I hear this all the time, but I have to always point out that the only way to make Step 11 non-religious is to totally rewrite it:

Sought through prayer and meditation to improve our conscious contact with God as we understood Him, praying only for knowledge of His will for us and the power to carry that out.

There is just not a way to interpret that non-religiously without rewriting it. Which is not surprising, since AA formed out of a prayer group.

If AA helped you, I'm glad it did. But there's no science behind it and AA's success rate is between 5 and 10 percent. It does help some people mainly because it's a form of group therapy.

There are better, more scientific methods. Including medication. Unfortunately, in a for-profit healthcare system, free AA may be your only option. And your local group will almost certainly be religious.
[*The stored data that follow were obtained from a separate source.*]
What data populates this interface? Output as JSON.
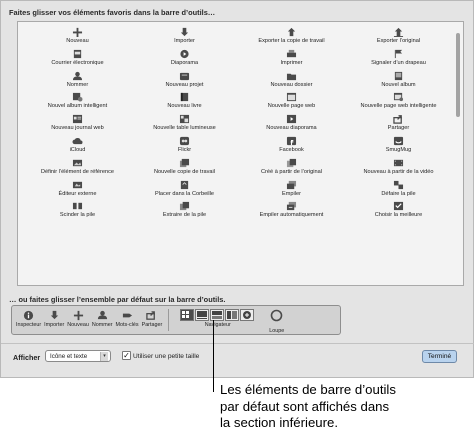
{
  "window": {
    "drag_hint": "Faites glisser vos éléments favoris dans la barre d’outils…",
    "default_hint": "… ou faites glisser l’ensemble par défaut sur la barre d’outils."
  },
  "palette": {
    "items": [
      {
        "icon": "plus-icon",
        "label": "Nouveau"
      },
      {
        "icon": "import-arrow-icon",
        "label": "Importer"
      },
      {
        "icon": "export-copy-icon",
        "label": "Exporter la copie de travail"
      },
      {
        "icon": "export-original-icon",
        "label": "Exporter l’original"
      },
      {
        "icon": "mail-icon",
        "label": "Courrier électronique"
      },
      {
        "icon": "slideshow-play-icon",
        "label": "Diaporama"
      },
      {
        "icon": "printer-icon",
        "label": "Imprimer"
      },
      {
        "icon": "flag-icon",
        "label": "Signaler d’un drapeau"
      },
      {
        "icon": "person-icon",
        "label": "Nommer"
      },
      {
        "icon": "project-icon",
        "label": "Nouveau projet"
      },
      {
        "icon": "folder-icon",
        "label": "Nouveau dossier"
      },
      {
        "icon": "album-icon",
        "label": "Nouvel album"
      },
      {
        "icon": "smart-album-icon",
        "label": "Nouvel album intelligent"
      },
      {
        "icon": "book-icon",
        "label": "Nouveau livre"
      },
      {
        "icon": "webpage-icon",
        "label": "Nouvelle page web"
      },
      {
        "icon": "smart-webpage-icon",
        "label": "Nouvelle page web intelligente"
      },
      {
        "icon": "web-journal-icon",
        "label": "Nouveau journal web"
      },
      {
        "icon": "light-table-icon",
        "label": "Nouvelle table lumineuse"
      },
      {
        "icon": "new-slideshow-icon",
        "label": "Nouveau diaporama"
      },
      {
        "icon": "share-icon",
        "label": "Partager"
      },
      {
        "icon": "cloud-icon",
        "label": "iCloud"
      },
      {
        "icon": "flickr-icon",
        "label": "Flickr"
      },
      {
        "icon": "facebook-icon",
        "label": "Facebook"
      },
      {
        "icon": "smugmug-icon",
        "label": "SmugMug"
      },
      {
        "icon": "pick-icon",
        "label": "Définir l’élément de référence"
      },
      {
        "icon": "version-icon",
        "label": "Nouvelle copie de travail"
      },
      {
        "icon": "duplicate-icon",
        "label": "Créé à partir de l’original"
      },
      {
        "icon": "video-frame-icon",
        "label": "Nouveau à partir de la vidéo"
      },
      {
        "icon": "external-editor-icon",
        "label": "Éditeur externe"
      },
      {
        "icon": "trash-icon",
        "label": "Placer dans la Corbeille"
      },
      {
        "icon": "stack-icon",
        "label": "Empiler"
      },
      {
        "icon": "unstack-icon",
        "label": "Défaire la pile"
      },
      {
        "icon": "split-stack-icon",
        "label": "Scinder la pile"
      },
      {
        "icon": "extract-icon",
        "label": "Extraire de la pile"
      },
      {
        "icon": "auto-stack-icon",
        "label": "Empiler automatiquement"
      },
      {
        "icon": "best-pick-icon",
        "label": "Choisir la meilleure"
      }
    ]
  },
  "default_toolbar": {
    "items": [
      {
        "icon": "info-icon",
        "label": "Inspecteur"
      },
      {
        "icon": "import-arrow-icon",
        "label": "Importer"
      },
      {
        "icon": "plus-icon",
        "label": "Nouveau"
      },
      {
        "icon": "person-icon",
        "label": "Nommer"
      },
      {
        "icon": "keyword-tag-icon",
        "label": "Mots-clés"
      },
      {
        "icon": "share-icon",
        "label": "Partager"
      }
    ],
    "navigator_label": "Navigateur",
    "navigator_buttons": [
      "grid-view-icon",
      "viewer-icon",
      "split-view-icon",
      "browser-icon",
      "map-icon"
    ],
    "loupe_label": "Loupe"
  },
  "bottom": {
    "show_label": "Afficher",
    "show_value": "Icône et texte",
    "small_size_label": "Utiliser une petite taille",
    "small_size_checked": true,
    "done_label": "Terminé"
  },
  "callout": {
    "line1": "Les éléments de barre d’outils",
    "line2": "par défaut sont affichés dans",
    "line3": "la section inférieure."
  }
}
[–] kava 2 points 7 hours ago* (last edited 7 hours ago)

If AA helped you, I’m glad it did. But there’s no science behind it and AA’s success rate is between 5 and 10 percent. It does help some people mainly because it’s a form of group therapy.

And rehab and treatment has an even lower success rate. Turns out we don't really know how to fix addiction. It's really a cultural thing and we can't put a bandaid with a little bit of therapy.

https://med.stanford.edu/news/all-news/2020/03/alcoholics-anonymous-most-effective-path-to-alcohol-abstinence.html

From what I've seen AA / NA is at least as effective as other treatments, some research indicates it's more effective, and considering the fact that it's free compared to thousands of dollars minimum for any kind of treatment you're looking at a massive price delta

NA helped me get clean from heroin and at no point did anybody push religion and everyone made it clear the language is like that cause it was written a long time ago in a different time. They encourage people to take what they can use and throw away the rest.